Michael Douglas e Alan Arkin a contracenar juntos, é preciso dizer mais alguma coisa para que vejam a série?

The Kominsky Method estreou na sexta-feira passada e chega-nos através da plataforma de streaming da Netflix. De Chuck Lorre, que tão bem nos habituou a sitcoms de renome como The Big Bang Theory, Two and a Half Men, Mike & Molly, Dharma & Greg, entre tantas outras. The Kominsky Method aborda temas tão sérios como a velhice e a morte, através de uma comédia natural e bonita.

Sandy Kominsky (Douglas), actor reformado, dedica-se agora ao coaching de representação, sem nunca desmontar do seu ar de eterno galã, algo que eu creio que lhe está tão entranhado, que o homem há-de chegar à idade do seu pai e continuar assim. Estamos tão acostumados a vê-lo em papeis dramáticos e sérios, no entanto não nos surpreende na comédia, dada a sua enorme capacidade, adapta-se a qualquer situação.

Sem nunca descurar da sua fama de engatatão, Sandy continua a ter sucesso entre as mulheres, apontado pelos amigos de só escolher as mais novas, eis que lhe surge Lisa (Nancy TravisLast Man Standing), sua aluna e mulher de meia idade que o leva a quebrar o hábito. Sandy blinda-se de um egocentrismo, mas para mascarar a dor, quando toca a ter que lidar com situações de desgaste emocional, como o de visitar amigos doentes e moribundos, e quiçá lembrá-lo que ele próprio já poderá estar próximo do fim.

Norman (Alan Arkin), agente e melhor amigo de Sandy, dono de um humor lascivo atravessa um momento menos bom da sua vida com o falecimento da sua esposa, ambos os amigos apoiam-se mutuamente, ainda que estejam constantemente a embirrar um com o outro, algo que advém com o avançar da idade.

A premissa da serie aborda o tema da terceira idade e a mortalidade, algo a que não estamos tão habituados a ver, mas que aqui resulta genialmente.
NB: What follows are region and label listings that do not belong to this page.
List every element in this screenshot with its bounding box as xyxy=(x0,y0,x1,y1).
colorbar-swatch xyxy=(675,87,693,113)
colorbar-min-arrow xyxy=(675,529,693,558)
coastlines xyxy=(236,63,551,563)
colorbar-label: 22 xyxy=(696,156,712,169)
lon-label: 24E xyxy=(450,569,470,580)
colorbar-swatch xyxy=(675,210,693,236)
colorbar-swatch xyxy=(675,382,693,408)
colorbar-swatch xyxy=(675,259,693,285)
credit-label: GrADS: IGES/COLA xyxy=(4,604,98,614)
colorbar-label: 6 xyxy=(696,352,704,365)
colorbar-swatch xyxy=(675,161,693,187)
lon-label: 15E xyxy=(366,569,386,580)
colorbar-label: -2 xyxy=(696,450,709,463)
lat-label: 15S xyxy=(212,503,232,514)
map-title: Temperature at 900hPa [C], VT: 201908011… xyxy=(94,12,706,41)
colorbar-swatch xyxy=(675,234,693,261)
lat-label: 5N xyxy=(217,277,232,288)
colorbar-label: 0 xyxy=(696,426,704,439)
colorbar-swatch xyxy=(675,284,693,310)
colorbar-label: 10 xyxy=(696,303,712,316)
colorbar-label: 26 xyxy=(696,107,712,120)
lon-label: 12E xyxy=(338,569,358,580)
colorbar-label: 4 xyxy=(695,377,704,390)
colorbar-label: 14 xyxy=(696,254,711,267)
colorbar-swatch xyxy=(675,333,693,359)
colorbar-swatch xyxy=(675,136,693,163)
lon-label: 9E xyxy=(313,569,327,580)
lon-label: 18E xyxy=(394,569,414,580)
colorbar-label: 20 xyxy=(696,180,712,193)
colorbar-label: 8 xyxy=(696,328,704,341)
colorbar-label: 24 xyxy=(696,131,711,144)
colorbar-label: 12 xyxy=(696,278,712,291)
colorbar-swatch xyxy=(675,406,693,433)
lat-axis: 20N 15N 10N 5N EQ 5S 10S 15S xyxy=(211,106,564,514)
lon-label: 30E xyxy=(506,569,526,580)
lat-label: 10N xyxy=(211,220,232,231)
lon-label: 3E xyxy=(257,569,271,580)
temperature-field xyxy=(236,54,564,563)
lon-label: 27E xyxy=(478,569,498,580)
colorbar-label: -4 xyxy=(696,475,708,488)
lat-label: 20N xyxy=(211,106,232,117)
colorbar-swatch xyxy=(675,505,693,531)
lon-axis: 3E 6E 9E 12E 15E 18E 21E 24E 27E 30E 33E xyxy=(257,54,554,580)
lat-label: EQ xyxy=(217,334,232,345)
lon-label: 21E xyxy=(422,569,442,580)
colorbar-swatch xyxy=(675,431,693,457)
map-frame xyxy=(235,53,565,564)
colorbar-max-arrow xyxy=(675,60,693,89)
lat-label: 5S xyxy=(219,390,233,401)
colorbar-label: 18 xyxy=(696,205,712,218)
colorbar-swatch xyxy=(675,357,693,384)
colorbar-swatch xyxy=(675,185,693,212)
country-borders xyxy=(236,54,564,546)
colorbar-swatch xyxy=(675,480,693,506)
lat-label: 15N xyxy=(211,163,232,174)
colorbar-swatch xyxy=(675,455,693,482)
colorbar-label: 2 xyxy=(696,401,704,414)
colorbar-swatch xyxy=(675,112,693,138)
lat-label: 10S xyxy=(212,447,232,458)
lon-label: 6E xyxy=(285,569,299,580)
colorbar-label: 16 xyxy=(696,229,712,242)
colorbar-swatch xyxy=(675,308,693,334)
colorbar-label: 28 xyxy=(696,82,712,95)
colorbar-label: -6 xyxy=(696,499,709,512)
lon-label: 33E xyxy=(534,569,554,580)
Apesar das agruras da vida e da dura realidade, a escrita da serie é tão leve que desejamos que os episódios nunca acabem. Com a sensibilidade que lhe é necessária, quando se trata destes temas, não se torna maçadora, aborda temáticas tão penosas mas deixa-nos com um sorriso.

A dupla Douglas e Arkin é fantástica, a interpretação de ambos é qualquer coisa de espetacular e devia ser obrigatória ver.

As transições entre um humor inteligente e o drama são tão naturais, que damos por nós a rir e a chorar ao mesmo tempo, sim isto aconteceu-me. Vale muito a pena ver!